L’enjeu n’est-il pas d’accueillir les habitants dans de bonnes conditions ?

C’est le grand sujet. Cela pose aussi la question des capacités à accueillir de l’activité. Et là, on en arrive aussi aux ressources, principalement l’eau, mais aussi la terre, la qualité de l’air… Sur le front de l’évolution climatique, ce territoire est un laboratoire à ciel ouvert. Il faut être audacieux dans l’innovation, ne pas avoir peur de tester et d’expérimenter. Derrière ces sujets, il y a la notion de bien commun. Nos politiques publiques, à travers l’Agglomération, jouent un rôle important. Du côté de la gestion en eau potable, régie par régie, on a aussi lancé le travail. Le trait d’union de tout ça, c’est la notion de considération des usagers, en intégrant les capacités du territoire à vivre et à développer de l’activité… C’est ça, un projet de territoire. Il fixera le cap sur les 15-20 ans à venir.

On a vu à l’œuvre le Linares I sur 10 mois. Le Linares II lui ressemblera-t-il ?

Je n’ai pas de raison de changer ma manière de travailler mon engagement pour le territoire. En revanche, je vais le faire à un autre rythme. En 10 mois, il y avait besoin de convaincre et d’établir des relations de confiance. Malgré les difficultés et les sujets complexes, je prends beaucoup de plaisir dans cet engagement. Je vais juste m’économiser pour durer. Je vais aussi essayer de nous faire entendre à l’échelle nationale, voire européenne, être aussi celui qui va chercher des financements et convaincre ailleurs. Mon prédécesseur a été représenté à l’Union européenne. Il faut reprendre ces places-là car c’est là que se jouent les financements et les évolutions réglementaires. Il faut faire entendre le territoire à cette échelle-là.

« Avec Hervé Marquès, on va travailler ensemble, même si on est différent »

Hervé Marquès est désormais votre premier vice-président.
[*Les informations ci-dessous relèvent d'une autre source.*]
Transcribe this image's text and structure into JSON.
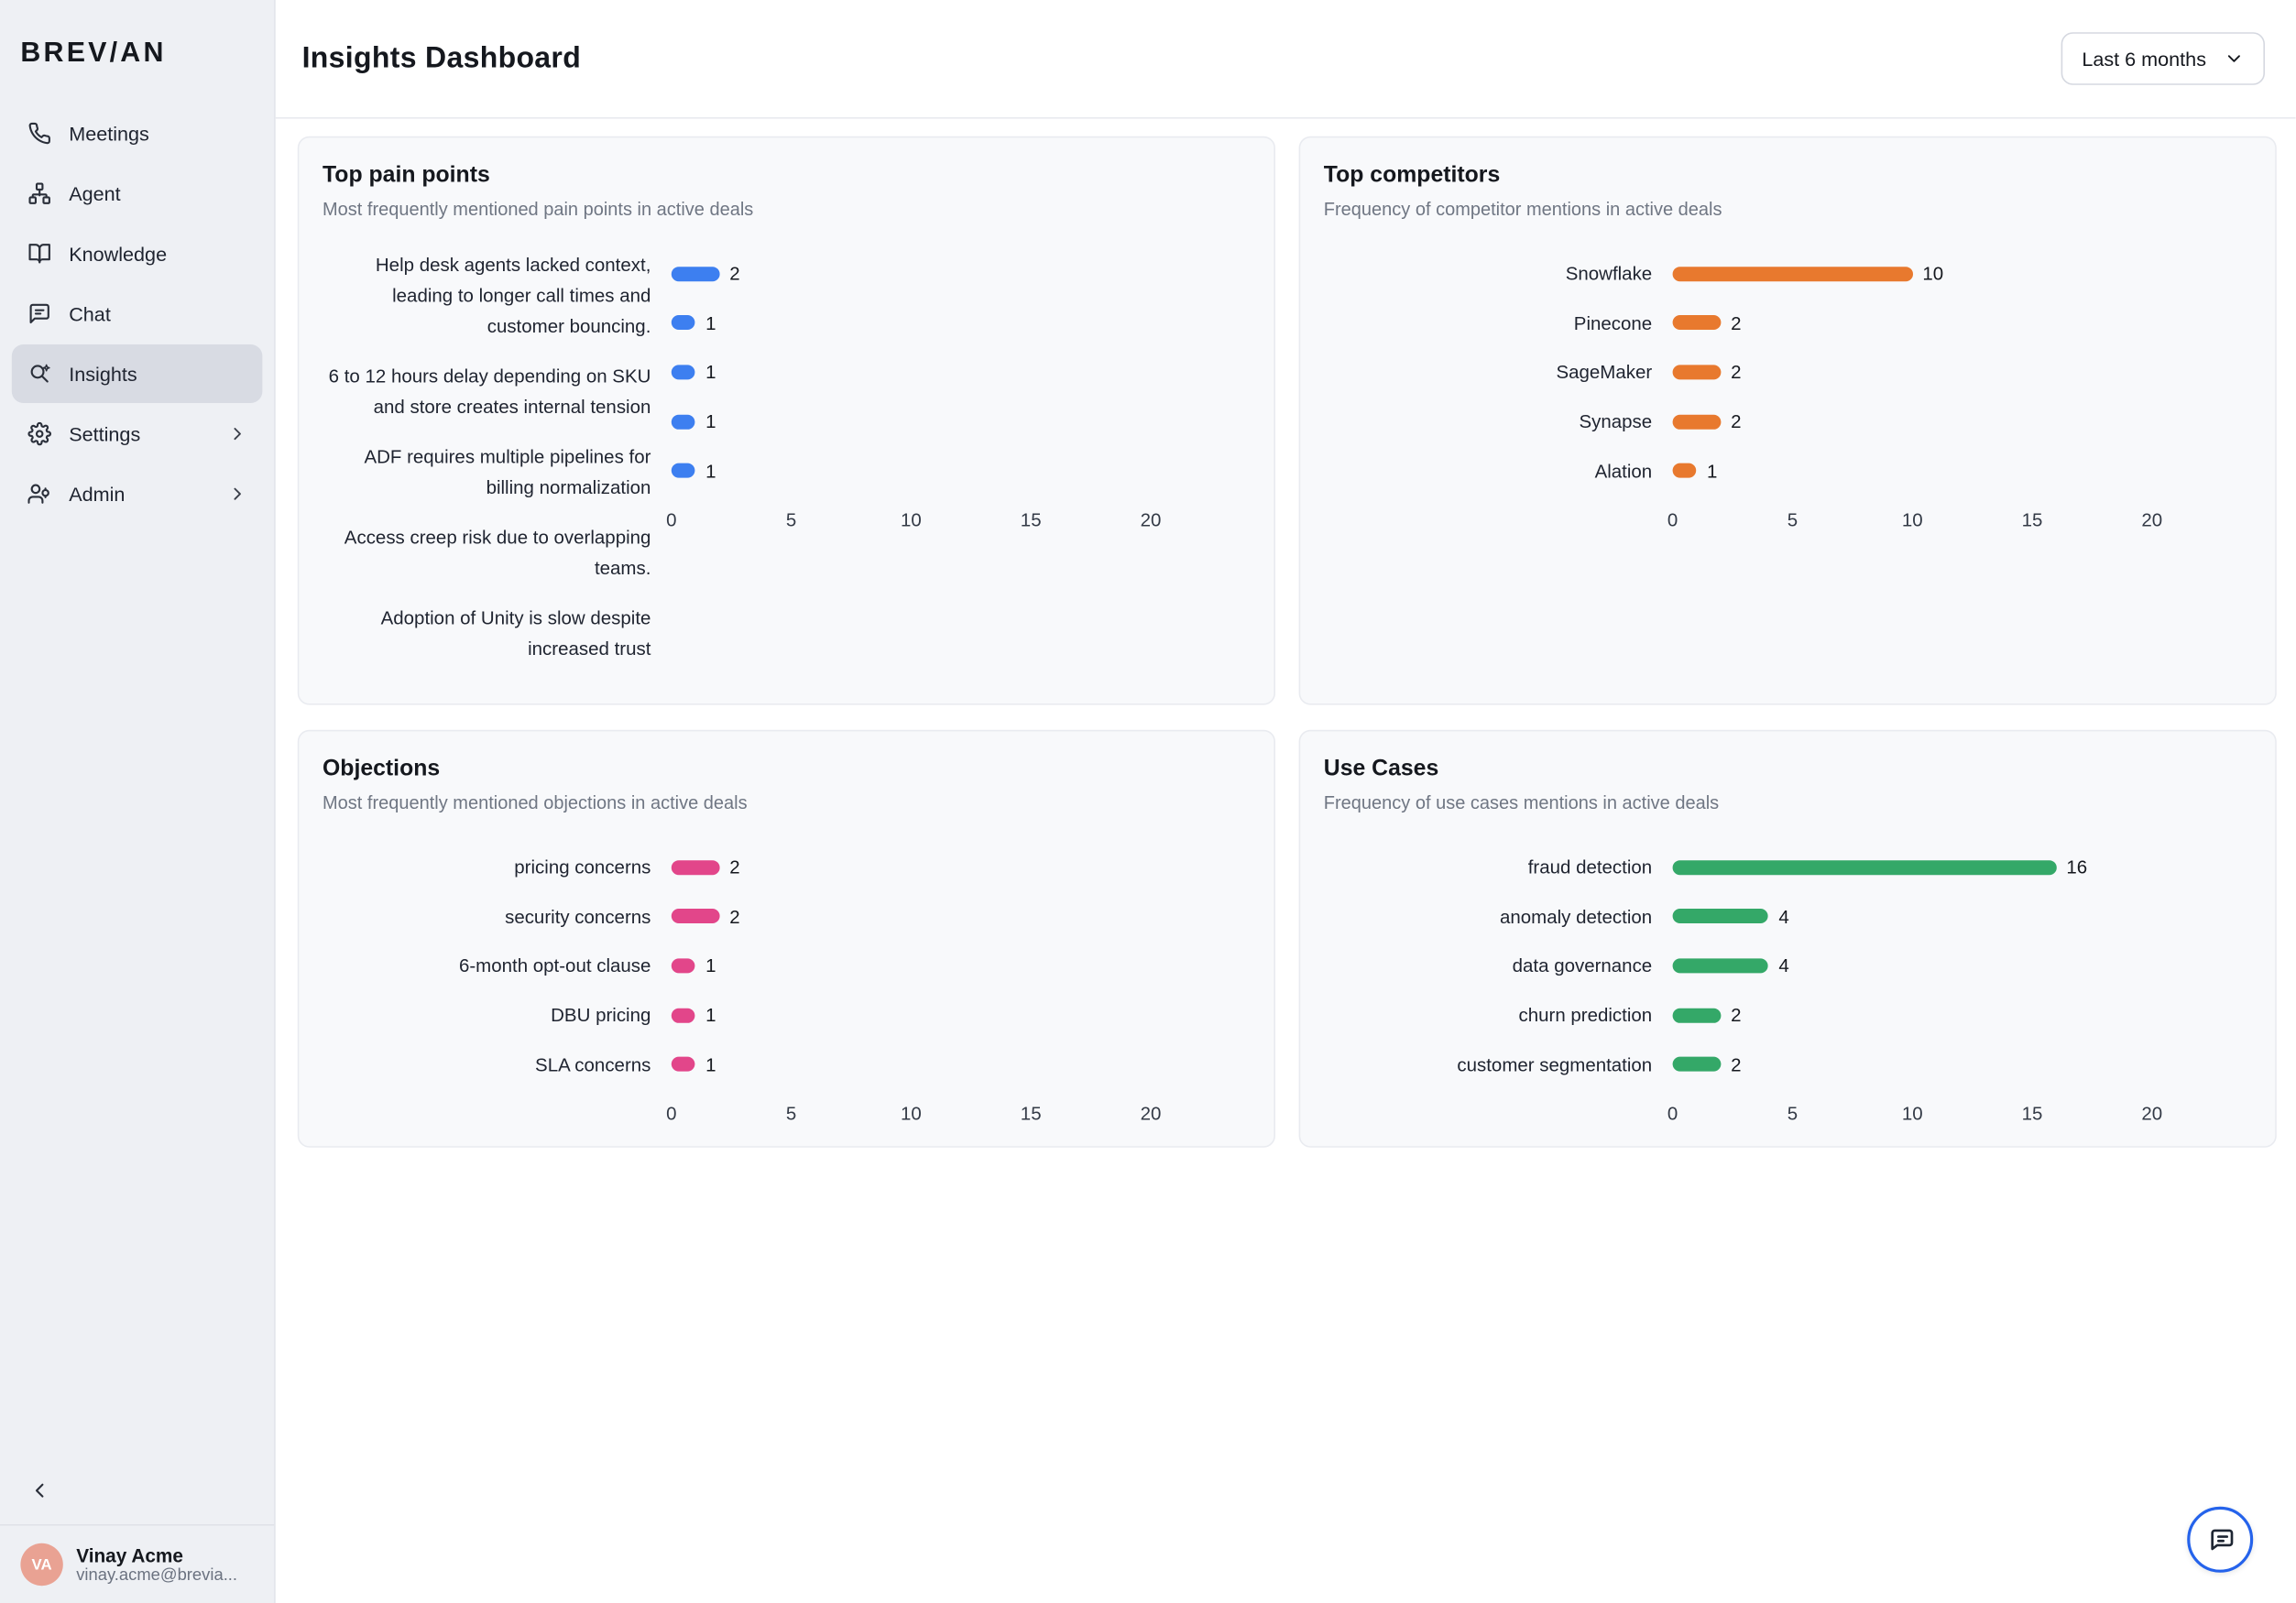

Comment envisagez-vous de collaborer avec lui ?

On va travailler ensemble. C’est dans l’esprit, finalement, dont l’élection s’est passée. Il y a eu une vraie volonté collective et on a commencé à le faire. On a eu notre première réunion ce mardi matin, tous les trois, avec Thierry Baeza. On travaille tous les trois pour l’ensemble du territoire, avec des points réguliers de suivi des projets. Chaque quinze jours, on a des réunions de direction. Chaque jeudi, il y aura aussi des points avec Hervé Marquès liés à sa délégation, qui sera rendue publique ce jeudi soir, en lien avec les enjeux par rapport à la ville de Sète. Donc vraiment, on a construit les choses de manière intelligente et on va avoir une méthode de travail régulière tous ensemble.

Vous êtes donc confiant sur votre capacité à bien travailler ensemble ?

Tout à fait.

Et quoi diriez-vous que vous êtes complémentaire ?

J’ai une connaissance du territoire et de l’intercommunalité que j’ai développée depuis 2008. Forcément, il n’a pas cette connaissance là. Mais même si j’ai pu aussi établir une relation de confiance avec l’ensemble des communes, l’agglomération a aussi besoin de la ville centre. Hervé va amener ça.

Dans sa personnalité que j’apprends à connaître, il est peut-être dans cette volonté d’avancer vite. Moi je suis au contraire plutôt quelqu’un du temps long. Donc forcément, sur le papier, on est différent…. Mais je crois beaucoup, et la nature est ainsi faite, au besoin de la diversité pour poser des équilibres généraux.

Vous misez donc, aussi sur l’enrichissement des différences ?

Exactement. Dans la relation au vivant, je crois beaucoup à ça. C’est quelque chose qui doit s’affirmer et c’est aussi dans l’intérêt de l’EPCI.